O papel dúbio das mídias
Um fator muito expressivo, que atua tanto pelo bem, quanto pelo mal, é o papel das redes influenciando a Síndrome do Impostor. Com a propagação de estereótipos, de como é uma vida importante e quem deve ter essa vida, o que se passa nas grandes mídias é a incorporação daquela ideia de que existe um padrão “ideal” na sociedade. Os que estão fora dessa veiculação, portanto, têm dificuldades de se sentir representados e, com isso, acreditar que podem almejar um sucesso.
Existe, também, um segundo motivo para as redes sociais favorecerem o desenvolvimento do fenômeno, que é a ideia da vida artificial que elas propagam. Nelas, é comum ver fotos e vídeos de pessoas felizes, bem sucedidas, contando suas histórias de vida e como alcançaram a realização pessoal ou profissional.
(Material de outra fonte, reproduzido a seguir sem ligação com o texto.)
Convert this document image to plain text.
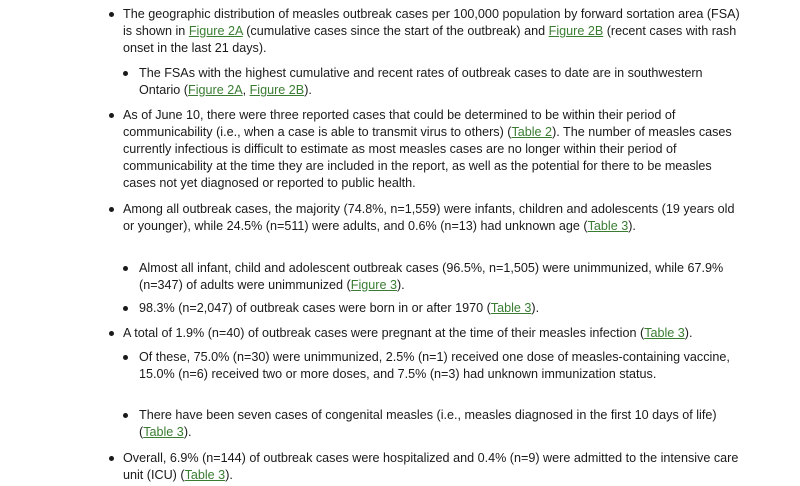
The geographic distribution of measles outbreak cases per 100,000 population by forward sortation area (FSA) is shown in Figure 2A (cumulative cases since the start of the outbreak) and Figure 2B (recent cases with rash onset in the last 21 days).

The FSAs with the highest cumulative and recent rates of outbreak cases to date are in southwestern Ontario (Figure 2A, Figure 2B).

As of June 10, there were three reported cases that could be determined to be within their period of communicability (i.e., when a case is able to transmit virus to others) (Table 2). The number of measles cases currently infectious is difficult to estimate as most measles cases are no longer within their period of communicability at the time they are included in the report, as well as the potential for there to be measles cases not yet diagnosed or reported to public health.

Among all outbreak cases, the majority (74.8%, n=1,559) were infants, children and adolescents (19 years old or younger), while 24.5% (n=511) were adults, and 0.6% (n=13) had unknown age (Table 3).

Almost all infant, child and adolescent outbreak cases (96.5%, n=1,505) were unimmunized, while 67.9% (n=347) of adults were unimmunized (Figure 3).

98.3% (n=2,047) of outbreak cases were born in or after 1970 (Table 3).

A total of 1.9% (n=40) of outbreak cases were pregnant at the time of their measles infection (Table 3).

Of these, 75.0% (n=30) were unimmunized, 2.5% (n=1) received one dose of measles-containing vaccine, 15.0% (n=6) received two or more doses, and 7.5% (n=3) had unknown immunization status.

There have been seven cases of congenital measles (i.e., measles diagnosed in the first 10 days of life) (Table 3).

Overall, 6.9% (n=144) of outbreak cases were hospitalized and 0.4% (n=9) were admitted to the intensive care unit (ICU) (Table 3).
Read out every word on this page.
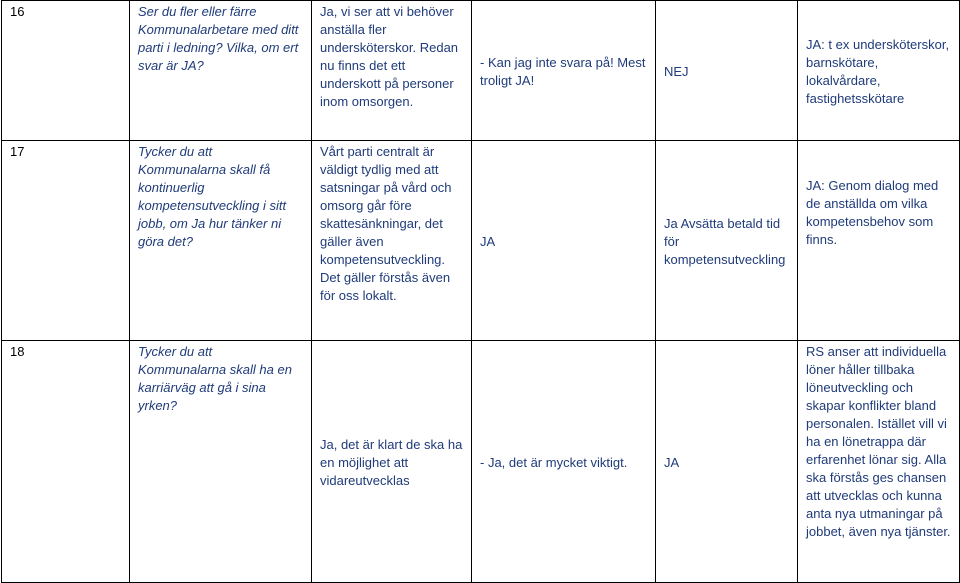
16	Ser du fler eller färre Kommunalarbetare med ditt parti i ledning? Vilka, om ert svar är JA?	Ja, vi ser att vi behöver anställa fler undersköterskor. Redan nu finns det ett underskott på personer inom omsorgen.	- Kan jag inte svara på! Mest troligt JA!	NEJ	JA: t ex undersköterskor, barnskötare, lokalvårdare, fastighetsskötare
17	Tycker du att Kommunalarna skall få kontinuerlig kompetensutveckling i sitt jobb, om Ja hur tänker ni göra det?	Vårt parti centralt är väldigt tydlig med att satsningar på vård och omsorg går före skattesänkningar, det gäller även kompetensutveckling. Det gäller förstås även för oss lokalt.	JA	Ja Avsätta betald tid för kompetensutveckling	JA: Genom dialog med de anställda om vilka kompetensbehov som finns.
18	Tycker du att Kommunalarna skall ha en karriärväg att gå i sina yrken?	Ja, det är klart de ska ha en möjlighet att vidareutvecklas	- Ja, det är mycket viktigt.	JA	RS anser att individuella löner håller tillbaka löneutveckling och skapar konflikter bland personalen. Istället vill vi ha en lönetrappa där erfarenhet lönar sig. Alla ska förstås ges chansen att utvecklas och kunna anta nya utmaningar på jobbet, även nya tjänster.
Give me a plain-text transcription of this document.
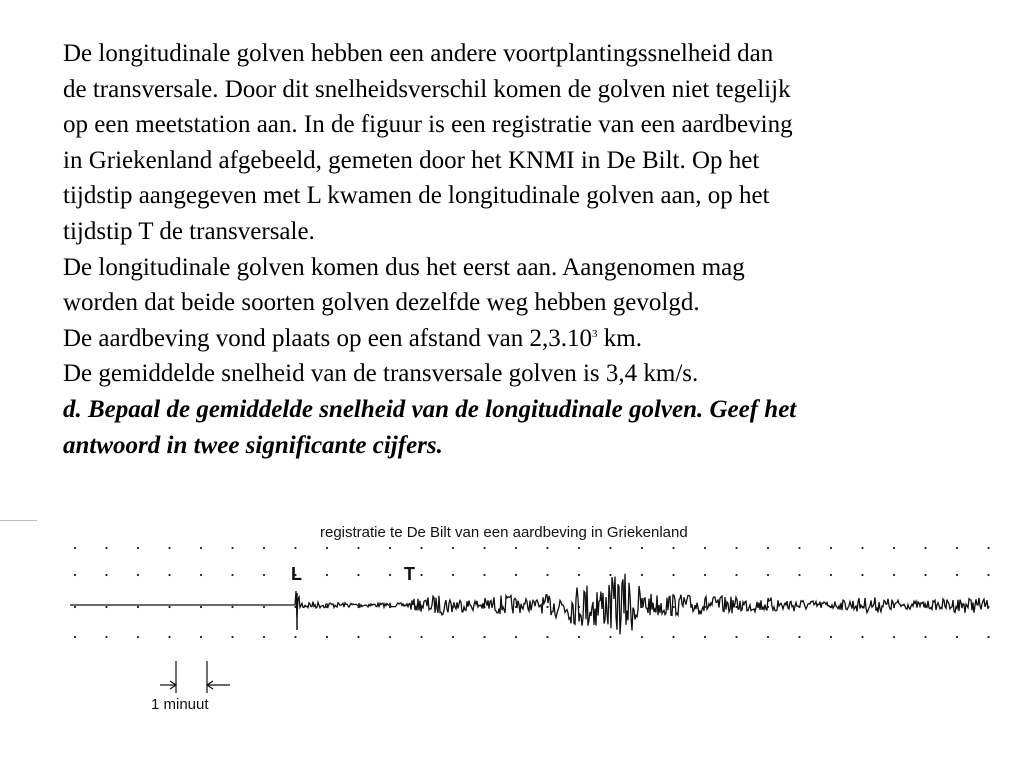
De longitudinale golven hebben een andere voortplantingssnelheid dan
de transversale. Door dit snelheidsverschil komen de golven niet tegelijk
op een meetstation aan. In de figuur is een registratie van een aardbeving
in Griekenland afgebeeld, gemeten door het KNMI in De Bilt. Op het
tijdstip aangegeven met L kwamen de longitudinale golven aan, op het
tijdstip T de transversale.
De longitudinale golven komen dus het eerst aan. Aangenomen mag
worden dat beide soorten golven dezelfde weg hebben gevolgd.
De aardbeving vond plaats op een afstand van 2,3.10$^3$ km.
De gemiddelde snelheid van de transversale golven is 3,4 km/s.
d. Bepaal de gemiddelde snelheid van de longitudinale golven. Geef het
antwoord in twee significante cijfers.
registratie te De Bilt van een aardbeving in Griekenland
L	T
1 minuut
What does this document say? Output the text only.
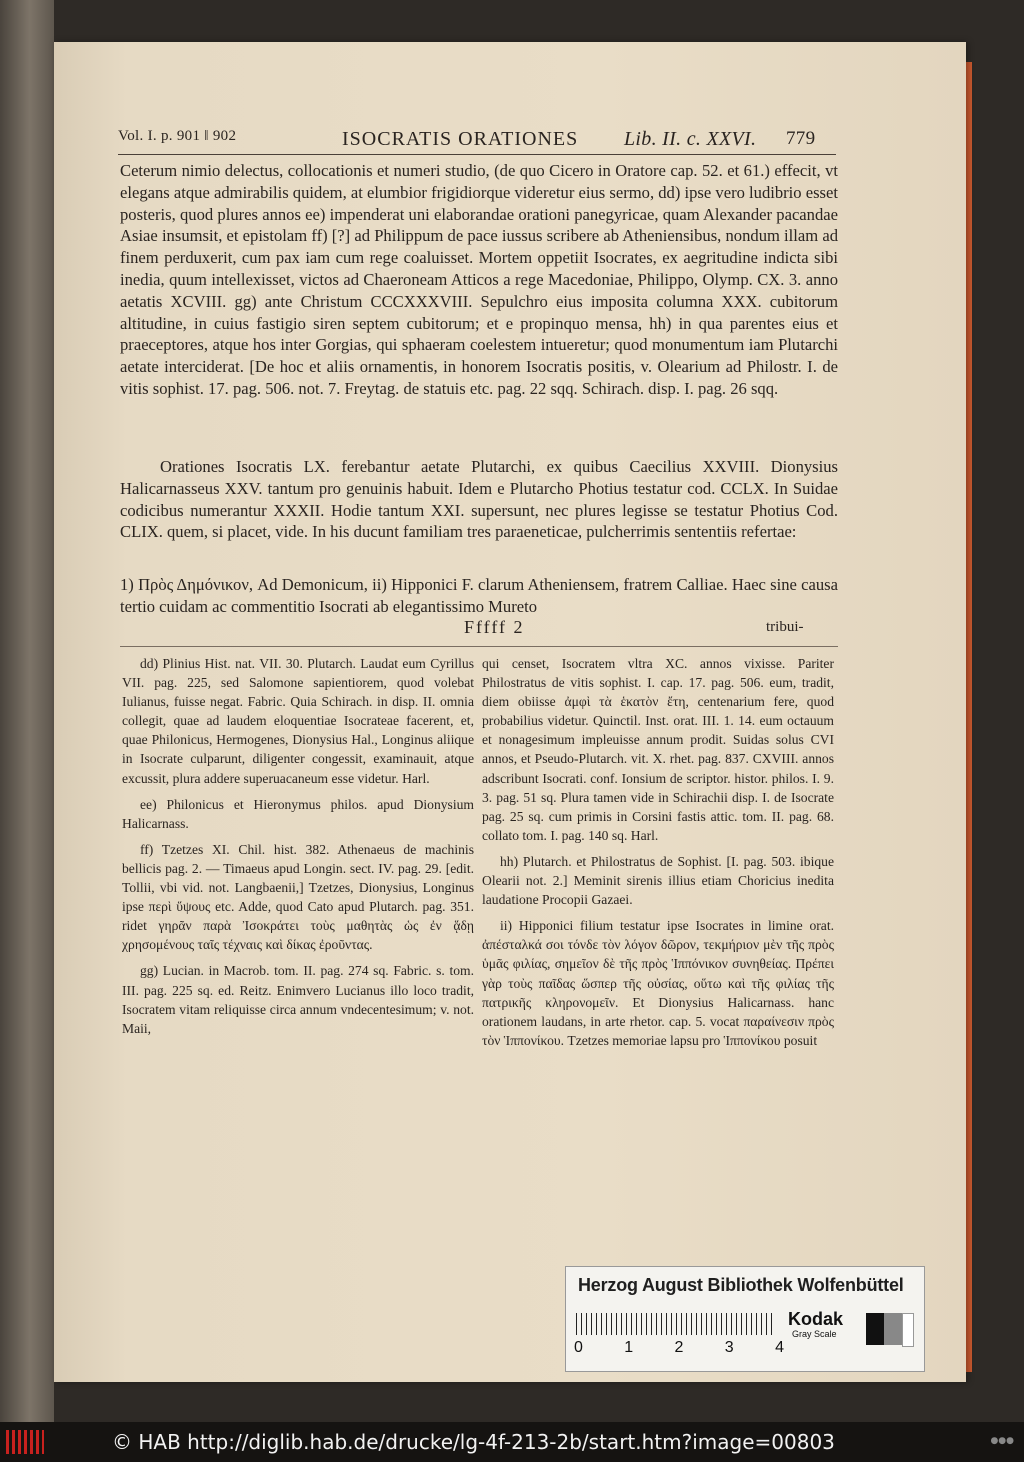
Vol. I. p. 901 ‖ 902	ISOCRATIS ORATIONES Lib. II. c. XXVI. 779
Ceterum nimio delectus, collocationis et numeri studio, (de quo Cicero in Oratore cap. 52. et 61.) effecit, vt elegans atque admirabilis quidem, at elumbior frigidiorque videretur eius sermo, dd) ipse vero ludibrio esset posteris, quod plures annos ee) impenderat uni elaborandae orationi panegyricae, quam Alexander pacandae Asiae insumsit, et epistolam ff) [?] ad Philippum de pace iussus scribere ab Atheniensibus, nondum illam ad finem perduxerit, cum pax iam cum rege coaluisset. Mortem oppetiit Isocrates, ex aegritudine indicta sibi inedia, quum intellexisset, victos ad Chaeroneam Atticos a rege Macedoniae, Philippo, Olymp. CX. 3. anno aetatis XCVIII. gg) ante Christum CCCXXXVIII. Sepulchro eius imposita columna XXX. cubitorum altitudine, in cuius fastigio siren septem cubitorum; et e propinquo mensa, hh) in qua parentes eius et praeceptores, atque hos inter Gorgias, qui sphaeram coelestem intueretur; quod monumentum iam Plutarchi aetate interciderat. [De hoc et aliis ornamentis, in honorem Isocratis positis, v. Olearium ad Philostr. I. de vitis sophist. 17. pag. 506. not. 7. Freytag. de statuis etc. pag. 22 sqq. Schirach. disp. I. pag. 26 sqq.
Orationes Isocratis LX. ferebantur aetate Plutarchi, ex quibus Caecilius XXVIII. Dionysius Halicarnasseus XXV. tantum pro genuinis habuit. Idem e Plutarcho Photius testatur cod. CCLX. In Suidae codicibus numerantur XXXII. Hodie tantum XXI. supersunt, nec plures legisse se testatur Photius Cod. CLIX. quem, si placet, vide. In his ducunt familiam tres paraeneticae, pulcherrimis sententiis refertae:
1) Πρὸς Δημόνικον, Ad Demonicum, ii) Hipponici F. clarum Atheniensem, fratrem Calliae. Haec sine causa tertio cuidam ac commentitio Isocrati ab elegantissimo Mureto
Fffff 2	tribui-

dd) Plinius Hist. nat. VII. 30. Plutarch. Laudat eum Cyrillus VII. pag. 225, sed Salomone sapientiorem, quod volebat Iulianus, fuisse negat. Fabric. Quia Schirach. in disp. II. omnia collegit, quae ad laudem eloquentiae Isocrateae facerent, et, quae Philonicus, Hermogenes, Dionysius Hal., Longinus aliique in Isocrate culparunt, diligenter congessit, examinauit, atque excussit, plura addere superuacaneum esse videtur. Harl.

ee) Philonicus et Hieronymus philos. apud Dionysium Halicarnass.

ff) Tzetzes XI. Chil. hist. 382. Athenaeus de machinis bellicis pag. 2. — Timaeus apud Longin. sect. IV. pag. 29. [edit. Tollii, vbi vid. not. Langbaenii,] Tzetzes, Dionysius, Longinus ipse περὶ ὕψους etc. Adde, quod Cato apud Plutarch. pag. 351. ridet γηρᾶν παρὰ Ἰσοκράτει τοὺς μαθητὰς ὡς ἐν ᾅδῃ χρησομένους ταῖς τέχναις καὶ δίκας ἐροῦντας.

gg) Lucian. in Macrob. tom. II. pag. 274 sq. Fabric. s. tom. III. pag. 225 sq. ed. Reitz. Enimvero Lucianus illo loco tradit, Isocratem vitam reliquisse circa annum vndecentesimum; v. not. Maii,

qui censet, Isocratem vltra XC. annos vixisse. Pariter Philostratus de vitis sophist. I. cap. 17. pag. 506. eum, tradit, diem obiisse ἀμφὶ τὰ ἑκατὸν ἔτη, centenarium fere, quod probabilius videtur. Quinctil. Inst. orat. III. 1. 14. eum octauum et nonagesimum impleuisse annum prodit. Suidas solus CVI annos, et Pseudo-Plutarch. vit. X. rhet. pag. 837. CXVIII. annos adscribunt Isocrati. conf. Ionsium de scriptor. histor. philos. I. 9. 3. pag. 51 sq. Plura tamen vide in Schirachii disp. I. de Isocrate pag. 25 sq. cum primis in Corsini fastis attic. tom. II. pag. 68. collato tom. I. pag. 140 sq. Harl.

hh) Plutarch. et Philostratus de Sophist. [I. pag. 503. ibique Olearii not. 2.] Meminit sirenis illius etiam Choricius inedita laudatione Procopii Gazaei.

ii) Hipponici filium testatur ipse Isocrates in limine orat. ἀπέσταλκά σοι τόνδε τὸν λόγον δῶρον, τεκμήριον μὲν τῆς πρὸς ὑμᾶς φιλίας, σημεῖον δὲ τῆς πρὸς Ἱππόνικον συνηθείας. Πρέπει γὰρ τοὺς παῖδας ὥσπερ τῆς οὐσίας, οὕτω καὶ τῆς φιλίας τῆς πατρικῆς κληρονομεῖν. Et Dionysius Halicarnass. hanc orationem laudans, in arte rhetor. cap. 5. vocat παραίνεσιν πρὸς τὸν Ἱππονίκου. Tzetzes memoriae lapsu pro Ἱππονίκου posuit

Herzog August Bibliothek Wolfenbüttel
0	1	2	3	4
Kodak
Gray Scale
© HAB http://diglib.hab.de/drucke/lg-4f-213-2b/start.htm?image=00803	●●●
Amilton aponta que isso pode ser um gatilho muito forte para o desenvolvimento da sensação de ser um impostor, justamente por não se ver capaz de conquistar esse modelo de vida: “a pessoa bate o olho, se naquele dia ela não deu conta de estar ali no 100% dela, ela fala que é um fracasso, já parte de antemão disso. Em geral, a pessoa tende a valorizar muito mais o pouco que ela não tem do que muito do que ela já conquistou”.
No entanto, um aspecto que favoreceu e muito o reconhecimento da Síndrome do Impostor foi a disseminação do conhecimento propiciada pela Internet. “Hoje em dia, você ouve falar em algo, dá um Google, aparece 50 milhões de artigos, mais 40 podcasts, mais 40 relatos de pessoas que passaram pelo mesmo, e você entende cem por cento daquilo ali”, explica Conte. Com isso, as pessoas passaram a entender um pouco mais sobre seus sentimentos e quando não se sentiam bem, começaram a procurar ajuda, algo que não acontecia anteriormente, visto que a expressão do que se sentia era considerado como uma fraqueza socialmente.
A partir disso, as redes sociais possuem um lado que auxilia nas pessoas se expressarem. Apesar do aspecto de vida fantasiosa que costumam compartilhar, as pessoas estão conseguindo falar sobre seus medos e anseios, e principalmente, estão entendendo que não são só elas que sofrem com essa síndrome, o que pode fortalecer e auxiliar no tratamento.
Reconhecer-se para superar
Para se entender, é uma unanimidade entre os especialistas que se deve, antes de tudo, expressar seus sentimentos. “Um dos primeiros passos para reconhecer que a pessoa pode ter a Síndrome do Impostor é incentivá-las a falarem sobre isso, seja com pessoas de confiança ou com profissionais”, explicita Oliveira.
Com isso, Amilton apresenta que ao tirar essa sensação de si e conseguir conversar com os outros, será mais fácil para tratar e entender essa sensação. “A partir do momento em que você se conhece e você começa a ter uma teoria melhor sobre si mesmo, você começa a conseguir a contornar as situações”.
Um outro ponto importante a se ressaltar é que, para as pessoas entenderem e superarem essa situação tão complicada, o profissional de saúde deve apresentar que a pessoa não é a única a se sentir assim. “Muitas dessas pessoas à sua volta, que você está achando que sabem, também não sabem, também estão tendo o mesmo tipo de pensamento que você”, finaliza Conte.